I Built an AI Agent for NHS Cancer Waits. Its Best Feature Is the Question It Won’t Answer.
The author built an AI agent to address the lack of transparency in NHS cancer waiting times, inspired by the real-time tracking available in consumer services. The system explicitly refuses to provide individual patient forecasts, citing ethical concerns and the absence of predictive data in historical NHS records. Instead of prediction, the agent provides statistical probabilities based on historical performance, presenting data as "odds" (e.g., "two in three") rather than raw percentages to r
Analysis
TL;DR
- The author built an AI agent to address the lack of transparency in NHS cancer waiting times, inspired by the real-time tracking available in consumer services.
- The system explicitly refuses to provide individual patient forecasts, citing ethical concerns and the absence of predictive data in historical NHS records.
- Instead of prediction, the agent provides statistical probabilities based on historical performance, presenting data as "odds" (e.g., "two in three") rather than raw percentages to reduce anxiety.

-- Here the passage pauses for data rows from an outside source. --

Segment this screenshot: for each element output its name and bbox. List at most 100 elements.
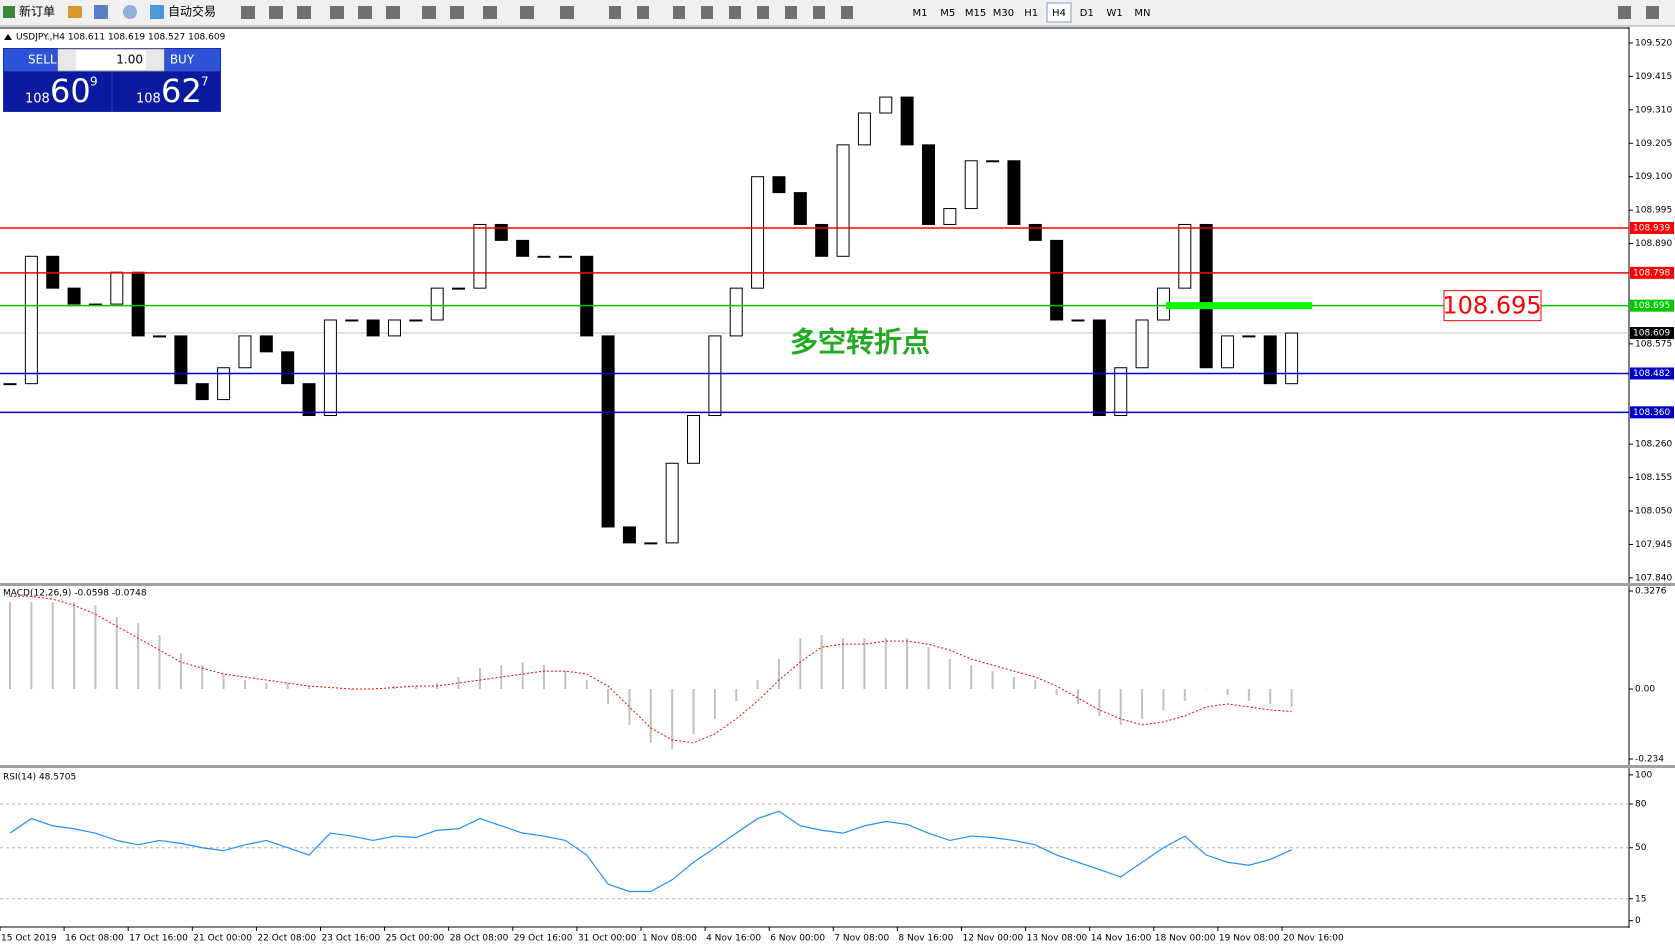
icon[interactable] (422, 6, 436, 19)
timeframe-button[interactable]: D1 (1080, 8, 1094, 19)
ask-main: 62 (161, 72, 202, 110)
lots-down[interactable] (58, 50, 76, 70)
bid-main: 60 (50, 72, 91, 110)
icon[interactable] (68, 6, 82, 18)
icon[interactable] (1646, 6, 1659, 19)
candle (387, 319, 401, 337)
x-tick-label: 4 Nov 16:00 (706, 934, 761, 944)
bid-big: 108 (25, 92, 50, 107)
x-tick-label: 22 Oct 08:00 (257, 934, 316, 944)
icon[interactable] (123, 5, 137, 19)
macd-bar (1012, 677, 1015, 690)
x-tick-label: 25 Oct 00:00 (386, 934, 445, 944)
rsi-line (9, 810, 1292, 893)
candle (687, 415, 701, 464)
macd-bar (1119, 689, 1122, 725)
auto-trading-button[interactable]: 自动交易 (168, 4, 216, 19)
macd-bar (820, 635, 823, 690)
candle (131, 271, 145, 337)
candle (153, 335, 167, 338)
candle (1285, 332, 1299, 385)
timeframe-button[interactable]: W1 (1106, 8, 1122, 19)
x-tick-label: 20 Nov 16:00 (1283, 934, 1344, 944)
rsi-title: RSI(14) 48.5705 (3, 773, 76, 783)
macd-bar (585, 680, 588, 690)
y-tick-label: 0.3276 (1635, 587, 1667, 597)
lots-up[interactable] (146, 50, 164, 70)
timeframe-button[interactable]: M30 (993, 8, 1014, 19)
y-tick-label: 109.415 (1635, 72, 1672, 82)
y-tick-label: 100 (1635, 770, 1652, 780)
icon[interactable] (358, 6, 372, 19)
timeframe-button[interactable]: M5 (940, 8, 955, 19)
candle (1178, 223, 1192, 289)
new-order-button[interactable]: 新订单 (19, 4, 55, 19)
search-icon[interactable] (1618, 6, 1631, 19)
y-tick-label: 0.00 (1635, 685, 1655, 695)
timeframe-button[interactable]: M15 (965, 8, 986, 19)
icon[interactable] (330, 6, 344, 19)
macd-bar (1269, 689, 1272, 704)
price-callout: 108.695 (1442, 292, 1541, 320)
y-tick-label: 109.310 (1635, 105, 1672, 115)
candle (857, 112, 871, 146)
icon[interactable] (813, 6, 825, 19)
icon[interactable] (673, 6, 685, 19)
new-order-icon[interactable] (3, 6, 15, 18)
timeframe-button[interactable]: H4 (1052, 8, 1066, 19)
collapse-arrow[interactable] (4, 34, 12, 40)
timeframe-button[interactable]: MN (1134, 8, 1150, 19)
y-tick-label: 109.100 (1635, 172, 1672, 182)
x-tick-label: 28 Oct 08:00 (450, 934, 509, 944)
timeframe-button[interactable]: H1 (1024, 8, 1038, 19)
candle (195, 383, 209, 401)
lots-value[interactable]: 1.00 (116, 53, 143, 67)
icon[interactable] (269, 6, 283, 19)
active-timeframe (1046, 2, 1072, 23)
icon[interactable] (386, 6, 400, 19)
sell-label[interactable]: SELL (28, 53, 57, 67)
candle (238, 335, 252, 369)
candle (622, 526, 636, 544)
macd-bar (1247, 689, 1250, 701)
x-tick-label: 14 Nov 16:00 (1091, 934, 1152, 944)
buy-label[interactable]: BUY (170, 53, 195, 67)
macd-bar (735, 689, 738, 701)
macd-bar (73, 602, 76, 690)
y-tick-label: -0.234 (1635, 755, 1664, 765)
macd-bar (777, 659, 780, 690)
candle (110, 271, 124, 305)
icon[interactable] (609, 6, 621, 19)
panel-divider (0, 765, 1675, 768)
icon[interactable] (701, 6, 713, 19)
macd-bar (9, 602, 11, 690)
macd-bar (457, 677, 460, 690)
macd-bar (308, 686, 311, 690)
macd-bar (51, 602, 54, 690)
icon[interactable] (450, 6, 464, 19)
x-tick-label: 15 Oct 2019 (1, 934, 57, 944)
macd-bar (927, 647, 930, 690)
y-tick-label: 109.205 (1635, 139, 1672, 149)
current-price-label: 108.609 (1633, 329, 1670, 339)
icon[interactable] (483, 6, 497, 19)
icon[interactable] (841, 6, 853, 19)
macd-bar (799, 638, 802, 690)
y-tick-label: 0 (1635, 916, 1641, 926)
candle (815, 223, 829, 257)
macd-bar (948, 659, 951, 690)
icon[interactable] (785, 6, 797, 19)
timeframe-button[interactable]: M1 (913, 8, 928, 19)
icon[interactable] (729, 6, 741, 19)
icon[interactable] (637, 6, 649, 19)
icon[interactable] (297, 6, 311, 19)
icon[interactable] (757, 6, 769, 19)
icon[interactable] (94, 5, 108, 19)
macd-bar (607, 689, 610, 704)
icon[interactable] (520, 6, 534, 19)
macd-bar (671, 689, 674, 749)
auto-trading-icon[interactable] (150, 5, 164, 19)
current-price-box (1630, 327, 1674, 340)
icon[interactable] (560, 6, 574, 19)
icon[interactable] (241, 6, 255, 19)
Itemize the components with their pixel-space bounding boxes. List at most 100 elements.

- The architecture strictly separates computation from generation: Python handles all data processing and logic, while a lightweight LLM (Claude Haiku) is used solely for natural language formatting.
- An automated evaluation framework ensures factual accuracy and adherence to style guidelines, catching both model hallucinations and underlying code bugs.
Why It Matters
This case study demonstrates a responsible approach to deploying AI in high-stakes healthcare contexts, prioritizing honesty and clarity over speculative predictions. It highlights a robust engineering pattern where deterministic code manages data integrity and LLMs serve only as presentation layers, minimizing the risk of hallucination. This model offers a blueprint for building trustworthy AI agents in regulated industries where accuracy and ethical considerations are paramount.
Technical Details
- Data Pipeline: Raw NHS England data (over 1 million rows) is processed through a Bronze, Silver, and Gold refinement stage using pandas, resulting in a clean table with one row per trust per month.
- Architecture: A strict separation of concerns where Python computes all metrics (percentages, trends, comparisons) and generates plain-English phrases. The LLM receives pre-computed facts and is instructed not to introduce any new numbers.
- Model Selection: Uses Claude Haiku, selected for its cost-efficiency and speed, functioning purely as a text formatter rather than a reasoning engine.
- Evaluation Framework: An automated testing suite validates outputs against source data and style rules, flagging contradictions, unauthorized editorializing, or incorrect advice.
Industry Insight
- Trust Through Transparency: In sensitive domains, AI systems should clearly state their limitations (e.g., inability to predict individual outcomes) rather than attempting to guess, which builds user trust.
- Deterministic Pre-processing: Offloading complex logic and calculations to traditional code reduces the burden on LLMs, ensuring factual consistency and reducing token costs.
- Automated Quality Assurance: Implementing rigorous automated checks for both model output and backend logic is essential for maintaining reliability in production environments, especially when dealing with large volumes of generated content.
Disclaimer: The above content is generated by AI and is for reference only.